When things are in such a direful condition, when conditions are so serious, places to sleep so scarce that negroes will sleep on the ground with the mount of a grave for a pillow and tombstones standing guard by their side—they truly must be hard pressed. Yet, just that thing happened Friday night at the Oakwood cemetery.

-=-

Wandering about over the still warm ashes of what had been a home, a curly headed boy of perhaps 6 years was seen prodding at the debris with a stick.

“What are you looking for, son,” he was asked.

“Mister, can’t you help me get it,” he pleaded, and an upturned solemn face compelled assistance.

“Here it is,” he continued, and pointed with his stick toward a pile of charred timbers. Looking where the stick was pointed, one saw what had been once—a tricycle.

-=-

Under a half burned woodshed, a policeman found her and around her was her babies—dead. She, evidently in an effort to rescue those babies, had been horribly burned, but still she stayed thee by the now cold stiff bodies.

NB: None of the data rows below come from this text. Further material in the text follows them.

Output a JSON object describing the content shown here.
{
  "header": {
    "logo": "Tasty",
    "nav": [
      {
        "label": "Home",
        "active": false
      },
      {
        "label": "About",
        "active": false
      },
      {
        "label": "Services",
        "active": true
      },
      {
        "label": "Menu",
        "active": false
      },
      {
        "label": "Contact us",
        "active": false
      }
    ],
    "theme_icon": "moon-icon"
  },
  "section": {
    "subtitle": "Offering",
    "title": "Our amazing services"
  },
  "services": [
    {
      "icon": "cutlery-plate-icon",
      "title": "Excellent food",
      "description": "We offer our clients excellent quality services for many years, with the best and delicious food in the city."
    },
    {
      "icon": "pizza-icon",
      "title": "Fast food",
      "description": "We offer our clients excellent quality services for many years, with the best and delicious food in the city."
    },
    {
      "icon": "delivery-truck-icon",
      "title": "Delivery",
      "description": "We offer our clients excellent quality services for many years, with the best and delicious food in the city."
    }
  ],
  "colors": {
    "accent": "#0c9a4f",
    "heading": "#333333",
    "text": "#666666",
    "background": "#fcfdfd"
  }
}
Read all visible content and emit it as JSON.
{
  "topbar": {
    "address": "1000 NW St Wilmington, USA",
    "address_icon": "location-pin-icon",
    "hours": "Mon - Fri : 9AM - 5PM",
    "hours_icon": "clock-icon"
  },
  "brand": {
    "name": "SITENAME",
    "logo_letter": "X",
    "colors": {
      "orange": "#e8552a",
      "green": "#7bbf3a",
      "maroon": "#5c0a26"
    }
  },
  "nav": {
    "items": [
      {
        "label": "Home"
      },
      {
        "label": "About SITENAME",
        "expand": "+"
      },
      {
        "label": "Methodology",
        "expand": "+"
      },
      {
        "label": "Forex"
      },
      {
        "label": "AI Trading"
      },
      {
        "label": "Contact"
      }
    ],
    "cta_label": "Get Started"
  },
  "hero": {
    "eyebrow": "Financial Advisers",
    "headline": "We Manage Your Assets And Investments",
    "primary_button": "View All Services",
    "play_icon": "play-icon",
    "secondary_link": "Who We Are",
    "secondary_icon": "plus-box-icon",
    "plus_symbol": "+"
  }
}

Oh, it was only a tabby cat.

A merciful blow on her head with a blackjack ended her suffering.

-=-

It is not only the burning of the homes but the loss of the two big warehouses, the fertilizer works and the putting out of commission the Roper Lumber Company’s big plant that hurts. For with the fire went the jobs of many a man.

-=-

Down in the middle of the burned district stands a two room frame house of antiquated age. In it lives “Aunt Mary”—that’s what the “white folks” call her. Though her home is in the middle of a block,, surrounded by a forest of gaunt chimneys, and the ground, even in her front yard, is strewn with hot ashes, her house is not harmed.

Why, how?

As the fire raced toward her home, workers, who were doing all humanly possible to carry away to a place of safety the furnishings in the path of the flames, went to “Aunt Mary” and offered assistance.

“Chillens,” she told the workers, you all needn’t worry ‘bout me, cause de Lawn am looking after me.”

“But Aunt Mary, the fire is within a block now, and it can’t be stopped. Come! Come! They pleaded.”

“Now honey,” Aunt Mary reasoned, “don’t your all know dat Gawn, Almighty, done deliber de free chillens from de fiery furnace?”

“Bless de Lawd,” she shouted. “Bless His name. He knows I’se prayed to Him sice way for de war, dat I pray three times a day an when I wakes in de night, dat I has been praying dis mawning, Bless His name.”

The workers left her, and today—the house still stands.

From the front page of The Fayetteville Observer, Dec. 4, 1922. Three million in 1922 would be $48 million in 2022.